When stress levels reach above a 200, doctors will advise patients to make life changes- drink a glass of wine, exercise, sleep more, that kind of thing. The goal is to keep stress levels below 200, since anything over that can result in some incredibly negative effects, especially over the long term.
We've been proactively dealing with stress by
-Having daily family devotions.
-Maintaining healthy diets.
-Trying to be strategic with our ministry.
-And building margin into our schedules.
We find encouragement in knowing that you are praying for us and encouraging us.
Following God's call to the Philippines, to caring for James and Jerard, has been worth the stress. Yet, even hardened soldiers on the battle field need restoration and time out of the battle.
My Holmes-Rae score has typically been over 400 points a year. Some years it has been 600. And we've been on the mission field 7 years with no furlough yet due to the adoption of James.
It's time now for me to speak honestly of this.
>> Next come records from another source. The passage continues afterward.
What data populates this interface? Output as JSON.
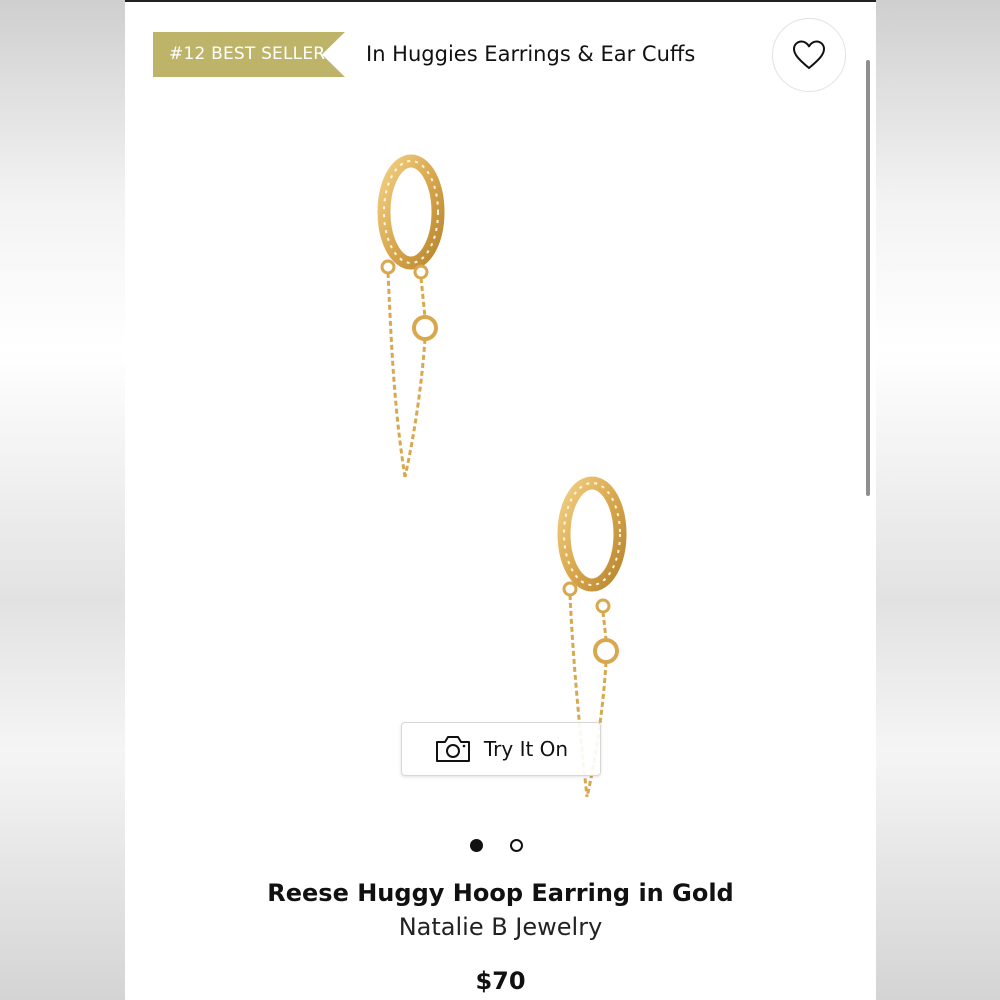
{
  "badge": {
    "label": "#12 BEST SELLER",
    "color": "#bdb46a"
  },
  "category": {
    "text": "In Huggies Earrings & Ear Cuffs"
  },
  "wishlist": {
    "icon": "heart-icon"
  },
  "try_on": {
    "label": "Try It On",
    "icon": "camera-icon"
  },
  "carousel": {
    "total": 2,
    "active_index": 1
  },
  "product": {
    "title": "Reese Huggy Hoop Earring in Gold",
    "brand": "Natalie B Jewelry",
    "price": "$70",
    "image": "gold-huggy-hoop-earrings-with-chain"
  },
  "colors": {
    "gold": "#d9a84e",
    "text": "#111111"
  }
}
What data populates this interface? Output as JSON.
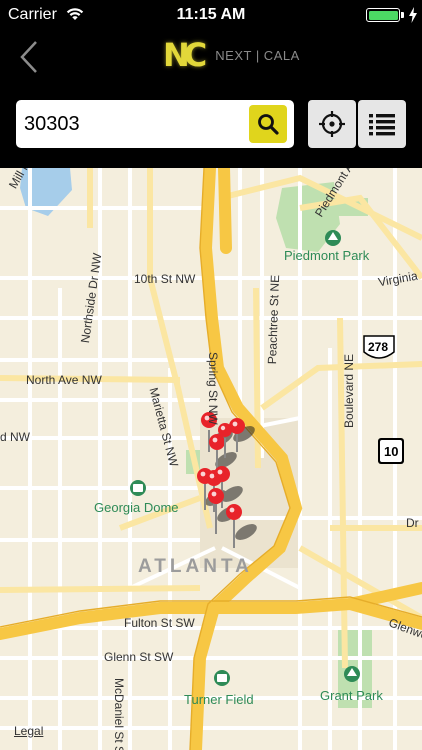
{
  "status_bar": {
    "carrier": "Carrier",
    "time": "11:15 AM"
  },
  "nav_bar": {
    "logo_mark": "NC",
    "logo_text": "NEXT | CALA"
  },
  "search": {
    "value": "30303"
  },
  "map": {
    "legal_link": "Legal",
    "labels": {
      "mill_rd": "Mill Rd NW",
      "tenth_st": "10th St NW",
      "northside_dr": "Northside Dr NW",
      "spring_st": "Spring St NW",
      "peachtree_st": "Peachtree St NE",
      "piedmont_ave": "Piedmont Ave",
      "virginia": "Virginia",
      "north_ave": "North Ave NW",
      "marietta_st": "Marietta St NW",
      "boulevard": "Boulevard NE",
      "nw_fragment": "d NW",
      "dr_fragment": "Dr",
      "fulton_st": "Fulton St SW",
      "glenn_st": "Glenn St SW",
      "mcdaniel_st": "McDaniel St SW",
      "glenwood": "Glenwo",
      "atlanta": "ATLANTA",
      "shield_278": "278",
      "shield_10": "10"
    },
    "poi": {
      "piedmont_park": "Piedmont Park",
      "georgia_dome": "Georgia Dome",
      "turner_field": "Turner Field",
      "grant_park": "Grant Park"
    },
    "pin_count": 9
  },
  "colors": {
    "accent_yellow": "#e0d51c",
    "pin_red": "#e8232a",
    "highway": "#f7c744",
    "park_green": "#bfe0b0",
    "water": "#a6cdea"
  }
}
I've been dealing with depression and am in need of getting back to the states. Shame has kept me quiet on this subject, but I need to bring it to the open now.
Our mission organization has been working with us to keep us on the field due to the ongoing adoption but it has now been decided that I will return to the states in July as planned with Mikayla and Kirsten to get some counseling. The plan is I will return to the Philippines in September for a couple weeks for James' adoption court hearing, return to the states for a couple months, then return to the Philippines for a couple weeks in December to bring Kirsten and Ben back to the states. Kurt will stay here with James while final travel papers are completed so James can come to the states. We hope to be all together as a family again in the states February or March of 2014.
Pray for us during all this transition we are facing.